Tuesday, December 23, 2008

SQL 2008 cluster installer bug

I just got back from an on-site assignment in Denver. W were migrating to SQL 2008 on a new set of Windows 2008 clustered servers and ran into an installer bug. We completed the install of the first node but the install failed for the second node because of an invalid product SKU. The SKU was valid. It was slipstreamed in by Microsoft when the product was purchased and downloaded. It appeared correctly in the SKU input box just before the error. We tried several times with the same result and eventually called Microsoft.

Microsoft is well aware of the bug and has a hotfix which, unfortunately, didn't work for us either. Microsoft and others have also posted workarounds which all involve running setup from the command prompt with a varying number of parameters, depending on who you are talking to. Microsoft's example has an enormous number of parameters which you can find by following links from these pages: https://connect.microsoft.com/SQLServer/feedback/ViewFeedback.aspx?FeedbackID=363036

http://social.msdn.microsoft.com/forums/en-US/sqlsetupandupgrade/thread/13a256b0-b95b-46a7-92d5-17a0b763f8dd/

What finally worked for us was very simple: Execute this in the command prompt while logged in as an admin:

setup.exe /ACTION=AddNode /INSTANCENAME="MSSQLSERVER"

By the way, the install process for clustered instances has changed significantly. Now the cluster wizard has been broken into two wizards, one creates a single-node cluster (whatever that means). Then you must go back to the setup start screen and run the Add Node wizard for each node you want to add. You must run it from the node you want to add, not the primary node. SQL Server binaries are not moved to the second node until you do that.

Friday, December 5, 2008

Amateurism and SQL Server

The Marketing department drives everything at Microsoft, especially product design and development. A while back this group decided that SQL Server was an "administration-free" database. Their premise is that my grandmother should be able to design, construct and manage an enterprise data platform without having to bother about learning much of anything.

For example, the table creation wizard allows a completely unqualified person to actually create a table. It defaults to creating a primary key on an identity column using a clustered index.
This does insure that the table 1) has a PK 2) has a clustered index, and 3) the clustered index isn't going to cause page splitting, even though the table creator has little idea what any of this means. This is a good thing for someone with a small startup that needs a database and can't afford professional help. However, I see it in large corporations done by people who are considered professionals.

I have had discussions with many of them and found that because the wizard's default behavior, They believed that a primary key HAD to be clustered. Also because of the wizard's defaults, they have confused an identity with a real primary key. When I ask them what other column or group of columns is unique in the table, they don't know what I'm asking.
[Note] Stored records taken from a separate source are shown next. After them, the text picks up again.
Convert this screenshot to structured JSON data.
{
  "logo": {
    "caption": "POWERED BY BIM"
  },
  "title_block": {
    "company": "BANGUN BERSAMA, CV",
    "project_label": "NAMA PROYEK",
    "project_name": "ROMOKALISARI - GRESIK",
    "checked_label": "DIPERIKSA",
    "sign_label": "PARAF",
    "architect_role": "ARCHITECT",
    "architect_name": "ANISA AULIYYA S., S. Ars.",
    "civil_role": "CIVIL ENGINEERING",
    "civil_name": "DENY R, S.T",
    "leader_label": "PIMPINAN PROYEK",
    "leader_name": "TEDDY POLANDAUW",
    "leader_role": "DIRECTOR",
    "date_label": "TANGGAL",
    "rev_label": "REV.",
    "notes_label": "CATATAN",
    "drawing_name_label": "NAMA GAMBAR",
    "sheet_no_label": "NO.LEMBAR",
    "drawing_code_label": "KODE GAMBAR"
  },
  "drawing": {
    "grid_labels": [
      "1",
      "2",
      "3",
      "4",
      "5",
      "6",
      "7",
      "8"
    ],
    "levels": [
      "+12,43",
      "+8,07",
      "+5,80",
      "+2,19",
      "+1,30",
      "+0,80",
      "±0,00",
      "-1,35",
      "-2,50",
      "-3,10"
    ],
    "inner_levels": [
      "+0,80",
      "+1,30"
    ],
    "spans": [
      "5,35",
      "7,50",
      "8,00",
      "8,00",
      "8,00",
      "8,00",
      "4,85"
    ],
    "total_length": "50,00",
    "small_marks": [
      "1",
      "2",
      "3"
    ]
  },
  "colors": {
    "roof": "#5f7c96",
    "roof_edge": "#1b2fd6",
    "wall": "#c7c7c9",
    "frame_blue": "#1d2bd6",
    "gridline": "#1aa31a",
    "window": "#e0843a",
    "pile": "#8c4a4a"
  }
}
While helpful for an amatuer application, these defaults virtually assure that the database will not scale as a company grows. The placement of the clustered index is critical to good performance. Placing it on an identity in every case is a big mistake.
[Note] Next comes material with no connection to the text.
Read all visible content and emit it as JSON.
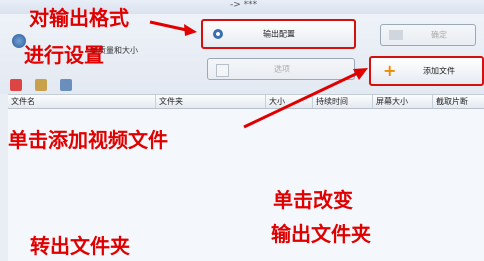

A nonclustered index will handle an identity lookup as well as a clustered index, so why waste the only clustered index on something that can be done as well by a nonclustered index? Clustered indexes can do certain things much better than nonclustered indexes, like range searches returning many records.

It only makes sense to place the clustered index on a column where it will make a difference. However, deciding which column to place it on requires knowledge and creative thought of which the wizard is not capable and apparently many db designers are not either. It is not that they don't know how to handle the issue: it is that they don't even know there is an issue.

Next post, why an identity is not a primary key.

Tuesday, November 25, 2008

Vista rant

If finally bit the bullet and bought a new laptop. I have avoided doing this for years because of the tremendous time investment necessary to load software and configure the system to do the things you need to do. Since I only do this every few years, I generally buy on the cutting edge of technology. It's pretty clear that x64 is the future of PCs so I opted for Vista Business x64 on a loaded Lenovo T61 (4gb, fast drive, etc). I finally have it under control, but it has been a struggle.

There are a lot of 32 bit programs that won't run on Vista x64 and the x64 versions don't exist yet. For example, we use Quickbooks for accounting and I use the Quickbooks timer to record billable time when I am working. I used to use it, apparently. It won't run on Vista at all.

You run into lots of issues like this, especially if you upgrade rather than do a clean install. I am fortunate that mine was a pre-install on the new laptop because I have found in my research that many programs I need and that are supposed to be compatible will only run on a clean install.

If you are thinking about Vista x64, you have to make sure the software you need is available on x64 before you buy.

As a prelude to my rant on Vista itself I want to mention that I am not a knee-jerk Microsoft basher. I make my living supporting a Microsoft product. But I am not an apologist either.

Microsoft has not made Vista an intrinsically more secure operation system. They have merely shifted the responsibility for doing unsafe operations from the OS to the user. Vista was probably designed by their legal department. Every time you start a non-MS program or change any sort of configuration option, you get a pop-up warning; Likewise when you open a website.

Now, I am a geek. I have been using computers since the days of 64k CPM programming. When I can't understand what the message means, how is a casual user supposed to know what to do with the pop-up?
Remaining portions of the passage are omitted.